Yapay zeka dil modelleri kullanımının arttığını vurgulayan Gezgin, şunları kaydetti: "Bunu kullanmaya alışan öğrenci ve kişide kullanamadığı takdirde bir korku, panik hatta ileri durumlarda bir fobi gelişebiliyor. Akademik kaygı, öz güven eksikliği ve öz benlikte bir düşüş olabiliyor. Derslerde başarıyı sadece yapay zeka dil modeli araçları ile kazanmaya çalışan öğrenciler kalıcı bilgiden uzaklaşıyor. Bu fobi ve ortaya çıkan olgu üzerine Doç. Dr. Kurtça ile bir yıl boyunca çalıştık. Bununla ilgili de bir ölçek geliştirdik. En prestijli teknoloji ve eğitim dergilerden biri olan Education and Information Technologies dergisinde bu çalışmamız yayımlandı. Zaman içerisinde yapay zekanın tüm okullarda kullanım yaygınlığının artacağını düşündüğümüzde bazı önlemler alınmalı. Bu olgunun ileride daha problemli bir durum haline gelebileceği düşünülerek yapay zeka dil modellerinin eğitime entegre edilmesi üzerinde ciddiyetle durulmalı ve hangi durumlarda eğitimde kullanılmasının yarar sağladığı belirlenmelidir."

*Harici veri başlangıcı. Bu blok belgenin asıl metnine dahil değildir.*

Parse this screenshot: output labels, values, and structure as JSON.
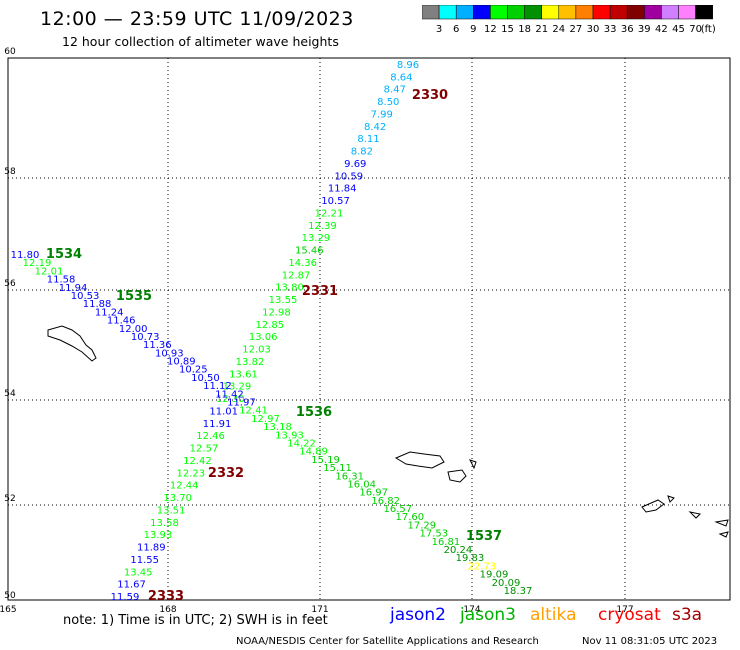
{
  "header": {
    "title": "12:00 — 23:59 UTC 11/09/2023",
    "subtitle": "12 hour collection of altimeter wave heights"
  },
  "colorbar": {
    "colors": [
      "#808080",
      "#00ffff",
      "#00b0ff",
      "#0000ff",
      "#00ff00",
      "#00d000",
      "#009000",
      "#ffff00",
      "#ffc000",
      "#ff8000",
      "#ff0000",
      "#c00000",
      "#800000",
      "#a000a0",
      "#d080ff",
      "#ff80ff",
      "#000000"
    ],
    "labels": [
      "3",
      "6",
      "9",
      "12",
      "15",
      "18",
      "21",
      "24",
      "27",
      "30",
      "33",
      "36",
      "39",
      "42",
      "45",
      "70"
    ],
    "unit": "(ft)"
  },
  "axes": {
    "lat_labels": [
      "60",
      "58",
      "56",
      "54",
      "52",
      "50"
    ],
    "lon_labels": [
      "165",
      "168",
      "171",
      "174",
      "177"
    ]
  },
  "passes": [
    {
      "label": "2330",
      "color": "#800000"
    },
    {
      "label": "2331",
      "color": "#800000"
    },
    {
      "label": "2332",
      "color": "#800000"
    },
    {
      "label": "2333",
      "color": "#800000"
    },
    {
      "label": "1534",
      "color": "#008000"
    },
    {
      "label": "1535",
      "color": "#008000"
    },
    {
      "label": "1536",
      "color": "#008000"
    },
    {
      "label": "1537",
      "color": "#008000"
    }
  ],
  "wave_heights": [
    {
      "v": "8.96",
      "c": "#00b0ff"
    },
    {
      "v": "8.64",
      "c": "#00b0ff"
    },
    {
      "v": "8.47",
      "c": "#00b0ff"
    },
    {
      "v": "8.50",
      "c": "#00b0ff"
    },
    {
      "v": "7.99",
      "c": "#00b0ff"
    },
    {
      "v": "8.42",
      "c": "#00b0ff"
    },
    {
      "v": "8.11",
      "c": "#00b0ff"
    },
    {
      "v": "8.82",
      "c": "#00b0ff"
    },
    {
      "v": "9.69",
      "c": "#0000ff"
    },
    {
      "v": "10.59",
      "c": "#0000ff"
    },
    {
      "v": "11.84",
      "c": "#0000ff"
    },
    {
      "v": "10.57",
      "c": "#0000ff"
    },
    {
      "v": "12.21",
      "c": "#00ff00"
    },
    {
      "v": "12.39",
      "c": "#00ff00"
    },
    {
      "v": "13.29",
      "c": "#00ff00"
    },
    {
      "v": "15.46",
      "c": "#00d000"
    },
    {
      "v": "14.36",
      "c": "#00ff00"
    },
    {
      "v": "12.87",
      "c": "#00ff00"
    },
    {
      "v": "13.80",
      "c": "#00ff00"
    },
    {
      "v": "13.55",
      "c": "#00ff00"
    },
    {
      "v": "12.98",
      "c": "#00ff00"
    },
    {
      "v": "12.85",
      "c": "#00ff00"
    },
    {
      "v": "13.06",
      "c": "#00ff00"
    },
    {
      "v": "12.03",
      "c": "#00ff00"
    },
    {
      "v": "13.82",
      "c": "#00ff00"
    },
    {
      "v": "13.61",
      "c": "#00ff00"
    },
    {
      "v": "13.29",
      "c": "#00ff00"
    },
    {
      "v": "12.30",
      "c": "#00ff00"
    },
    {
      "v": "11.01",
      "c": "#0000ff"
    },
    {
      "v": "11.91",
      "c": "#0000ff"
    },
    {
      "v": "12.46",
      "c": "#00ff00"
    },
    {
      "v": "12.57",
      "c": "#00ff00"
    },
    {
      "v": "12.42",
      "c": "#00ff00"
    },
    {
      "v": "12.23",
      "c": "#00ff00"
    },
    {
      "v": "12.44",
      "c": "#00ff00"
    },
    {
      "v": "13.70",
      "c": "#00ff00"
    },
    {
      "v": "13.51",
      "c": "#00ff00"
    },
    {
      "v": "13.58",
      "c": "#00ff00"
    },
    {
      "v": "13.93",
      "c": "#00ff00"
    },
    {
      "v": "11.89",
      "c": "#0000ff"
    },
    {
      "v": "11.55",
      "c": "#0000ff"
    },
    {
      "v": "13.45",
      "c": "#00ff00"
    },
    {
      "v": "11.67",
      "c": "#0000ff"
    },
    {
      "v": "11.59",
      "c": "#0000ff"
    },
    {
      "v": "11.80",
      "c": "#0000ff"
    },
    {
      "v": "12.19",
      "c": "#00ff00"
    },
    {
      "v": "12.01",
      "c": "#00ff00"
    },
    {
      "v": "11.58",
      "c": "#0000ff"
    },
    {
      "v": "11.94",
      "c": "#0000ff"
    },
    {
      "v": "10.53",
      "c": "#0000ff"
    },
    {
      "v": "11.88",
      "c": "#0000ff"
    },
    {
      "v": "11.24",
      "c": "#0000ff"
    },
    {
      "v": "11.46",
      "c": "#0000ff"
    },
    {
      "v": "12.00",
      "c": "#0000ff"
    },
    {
      "v": "10.73",
      "c": "#0000ff"
    },
    {
      "v": "11.36",
      "c": "#0000ff"
    },
    {
      "v": "10.93",
      "c": "#0000ff"
    },
    {
      "v": "10.89",
      "c": "#0000ff"
    },
    {
      "v": "10.25",
      "c": "#0000ff"
    },
    {
      "v": "10.50",
      "c": "#0000ff"
    },
    {
      "v": "11.12",
      "c": "#0000ff"
    },
    {
      "v": "11.42",
      "c": "#0000ff"
    },
    {
      "v": "11.97",
      "c": "#0000ff"
    },
    {
      "v": "12.41",
      "c": "#00ff00"
    },
    {
      "v": "12.97",
      "c": "#00ff00"
    },
    {
      "v": "13.18",
      "c": "#00ff00"
    },
    {
      "v": "13.93",
      "c": "#00ff00"
    },
    {
      "v": "14.22",
      "c": "#00ff00"
    },
    {
      "v": "14.89",
      "c": "#00ff00"
    },
    {
      "v": "15.19",
      "c": "#00d000"
    },
    {
      "v": "15.11",
      "c": "#00d000"
    },
    {
      "v": "16.31",
      "c": "#00d000"
    },
    {
      "v": "16.04",
      "c": "#00d000"
    },
    {
      "v": "16.97",
      "c": "#00d000"
    },
    {
      "v": "16.82",
      "c": "#00d000"
    },
    {
      "v": "16.57",
      "c": "#00d000"
    },
    {
      "v": "17.60",
      "c": "#00d000"
    },
    {
      "v": "17.29",
      "c": "#00d000"
    },
    {
      "v": "17.53",
      "c": "#00d000"
    },
    {
      "v": "16.81",
      "c": "#00d000"
    },
    {
      "v": "20.24",
      "c": "#009000"
    },
    {
      "v": "19.83",
      "c": "#009000"
    },
    {
      "v": "22.73",
      "c": "#ffff00"
    },
    {
      "v": "19.09",
      "c": "#009000"
    },
    {
      "v": "20.09",
      "c": "#009000"
    },
    {
      "v": "18.37",
      "c": "#009000"
    }
  ],
  "note": "note:  1) Time is in UTC; 2) SWH is in feet",
  "legend": [
    {
      "label": "jason2",
      "color": "#0000ff"
    },
    {
      "label": "jason3",
      "color": "#00b000"
    },
    {
      "label": "altika",
      "color": "#ffa000"
    },
    {
      "label": "cryosat",
      "color": "#ff0000"
    },
    {
      "label": "s3a",
      "color": "#a00000"
    }
  ],
  "footer": {
    "agency": "NOAA/NESDIS Center for Satellite Applications and Research",
    "timestamp": "Nov 11 08:31:05 UTC 2023"
  }
}
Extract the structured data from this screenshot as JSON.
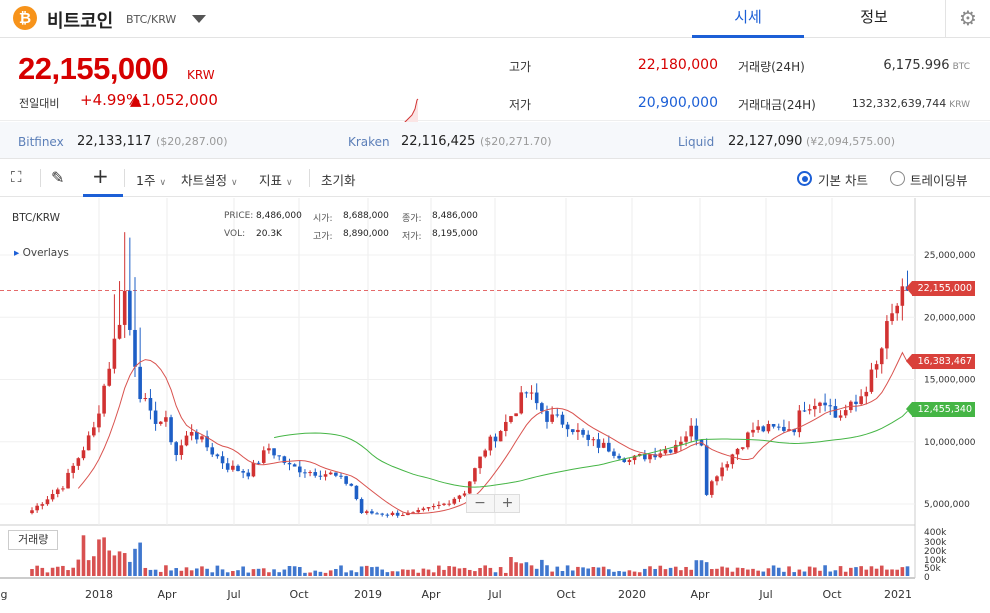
{
  "header": {
    "coin_symbol_icon": "bitcoin-icon",
    "coin_name": "비트코인",
    "pair": "BTC/KRW",
    "tabs": [
      "시세",
      "정보"
    ],
    "settings_icon": "gear-icon"
  },
  "ticker": {
    "price": "22,155,000",
    "unit": "KRW",
    "change_label": "전일대비",
    "change_rate": "+4.99%",
    "change_amount": "▲1,052,000",
    "high_label": "고가",
    "high": "22,180,000",
    "low_label": "저가",
    "low": "20,900,000",
    "vol_label": "거래량(24H)",
    "vol": "6,175.996",
    "vol_unit": "BTC",
    "amt_label": "거래대금(24H)",
    "amt": "132,332,639,744",
    "amt_unit": "KRW"
  },
  "exchanges": [
    {
      "name": "Bitfinex",
      "value": "22,133,117",
      "sub": "($20,287.00)"
    },
    {
      "name": "Kraken",
      "value": "22,116,425",
      "sub": "($20,271.70)"
    },
    {
      "name": "Liquid",
      "value": "22,127,090",
      "sub": "(¥2,094,575.00)"
    }
  ],
  "toolbar": {
    "period": "1주",
    "settings": "차트설정",
    "indicator": "지표",
    "reset": "초기화",
    "basic_chart": "기본 차트",
    "tradingview": "트레이딩뷰"
  },
  "chart": {
    "pair_label": "BTC/KRW",
    "overlays_label": "Overlays",
    "info": {
      "price_k": "PRICE:",
      "price_v": "8,486,000",
      "vol_k": "VOL:",
      "vol_v": "20.3K",
      "open_k": "시가:",
      "open_v": "8,688,000",
      "high_k": "고가:",
      "high_v": "8,890,000",
      "close_k": "종가:",
      "close_v": "8,486,000",
      "low_k": "저가:",
      "low_v": "8,195,000"
    },
    "volume_button": "거래량",
    "zoom_minus": "−",
    "zoom_plus": "+",
    "tag_current": "22,155,000",
    "tag_ma1": "16,383,467",
    "tag_ma2": "12,455,340",
    "colors": {
      "up": "#d13232",
      "down": "#1e5fc6",
      "ma_short": "#d9534f",
      "ma_long": "#45b545"
    }
  },
  "chart_data": {
    "type": "candlestick",
    "title": "BTC/KRW",
    "y_axis_ticks": [
      "25,000,000",
      "20,000,000",
      "15,000,000",
      "10,000,000",
      "5,000,000"
    ],
    "volume_axis_ticks": [
      "400k",
      "300k",
      "200k",
      "100k",
      "50k",
      "0"
    ],
    "x_axis_ticks": [
      "g",
      "2018",
      "Apr",
      "Jul",
      "Oct",
      "2019",
      "Apr",
      "Jul",
      "Oct",
      "2020",
      "Apr",
      "Jul",
      "Oct",
      "2021"
    ],
    "ylim": [
      3000000,
      29000000
    ],
    "grid": true,
    "anchors": [
      [
        0,
        4500000
      ],
      [
        6,
        6500000
      ],
      [
        12,
        11000000
      ],
      [
        16,
        18000000
      ],
      [
        18,
        22000000
      ],
      [
        19,
        19000000
      ],
      [
        21,
        14000000
      ],
      [
        23,
        12000000
      ],
      [
        26,
        11500000
      ],
      [
        28,
        9000000
      ],
      [
        31,
        11000000
      ],
      [
        33,
        10000000
      ],
      [
        38,
        8000000
      ],
      [
        42,
        7500000
      ],
      [
        46,
        9500000
      ],
      [
        50,
        8000000
      ],
      [
        54,
        7600000
      ],
      [
        58,
        7400000
      ],
      [
        62,
        6500000
      ],
      [
        64,
        4300000
      ],
      [
        70,
        4200000
      ],
      [
        74,
        4200000
      ],
      [
        80,
        5000000
      ],
      [
        84,
        6000000
      ],
      [
        88,
        9500000
      ],
      [
        92,
        11500000
      ],
      [
        96,
        14000000
      ],
      [
        98,
        13000000
      ],
      [
        100,
        12000000
      ],
      [
        104,
        11500000
      ],
      [
        108,
        10000000
      ],
      [
        112,
        9500000
      ],
      [
        116,
        8500000
      ],
      [
        120,
        9000000
      ],
      [
        124,
        9500000
      ],
      [
        128,
        11000000
      ],
      [
        130,
        10000000
      ],
      [
        131,
        6000000
      ],
      [
        133,
        7500000
      ],
      [
        136,
        9000000
      ],
      [
        140,
        11000000
      ],
      [
        144,
        11000000
      ],
      [
        148,
        11200000
      ],
      [
        150,
        13000000
      ],
      [
        154,
        13500000
      ],
      [
        156,
        12000000
      ],
      [
        160,
        13000000
      ],
      [
        164,
        16000000
      ],
      [
        166,
        19000000
      ],
      [
        168,
        21000000
      ],
      [
        170,
        22155000
      ]
    ],
    "ma_short_end": 16383467,
    "ma_long_end": 12455340,
    "current_price": 22155000
  }
}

"YAPAY ZEKA KONTROLLÜ ŞEKİLDE KULLANILMALI"
Doç. Dr. Gezgin, öğrencilerin yapay zeka teknolojisini bilgiye daha hızlı ulaşmak için kullandığını belirtti.
Öğrencilerin yüzeysel bilgi yerine derinlemesine bilgiyle kalıcılığa ulaşabileceğini dile getiren Gezgin, "Yapay zeka kontrollü şekilde kullanılmalıdır. Bağımlılığa ulaşacak derecede kullanılması çeşitli sorunlar ortaya çıkaracaktır. Derslerde ilk paydaşın öğretmen olduğu unutulmamalıdır. Yapay zeka merkeze konulmamalı. Bu yapıldığı zaman gençlerde bazı şeyleri düşünmede problemler ortaya çıkıyor. 'Hazır yapay zeka her şeye cevap veriyor' diyerek bilgi öğrenilmez. Yapay zeka bir başvuru kaynağı değildir, onu bir araç olarak kullanmalıyız." şeklinde konuştu.
Gezgin, insanın kendi düşünerek yapması geren işleri yapay zekaya sorarak yapmasının bir körelmeye neden olacağını kaydetti.
Yapay zekanın planlı kullanılmaması halinde Alzheimer'ın artacağını öngördüklerini belirten Gezgin, şöyle devam etti: "Çünkü beynini çalıştırmayan bir insan körelecektir. Gelecekte Alzheimer hastalığı riskinin artması muhtemeldir. Algoritmik bir düşünce yapısı ve problem çözme gibi becerilere sahip olmayacak öğrenciler çözüm üretmeyecekler. Aynı zamanda motor becerilerimizi kaybetme riski var çünkü bir asistan olarak yapay zekanın tüm rutin günlük işlemlerimizi yerimize yapar ise fiziksel aktivitenin olmadığı yaşam daha da artıp fiziksel anlamda da sağlık problemleri ortaya çıkacaktır."
Doç. Dr. Deniz Mertkan Gezgin, her ne kadar çağ atlıyor olsa da teknolojinin aşırı ve problemli kullanımının çeşitli sorunlara yol açabildiğini ifade ederek, "Okumayan, düşünemeyen, unutan, depresyonda olan ve fiziksel açıdan ağrılarla, hastalıklarla boğuşan bir insanoğlunun hayatta kalması zor" dedi.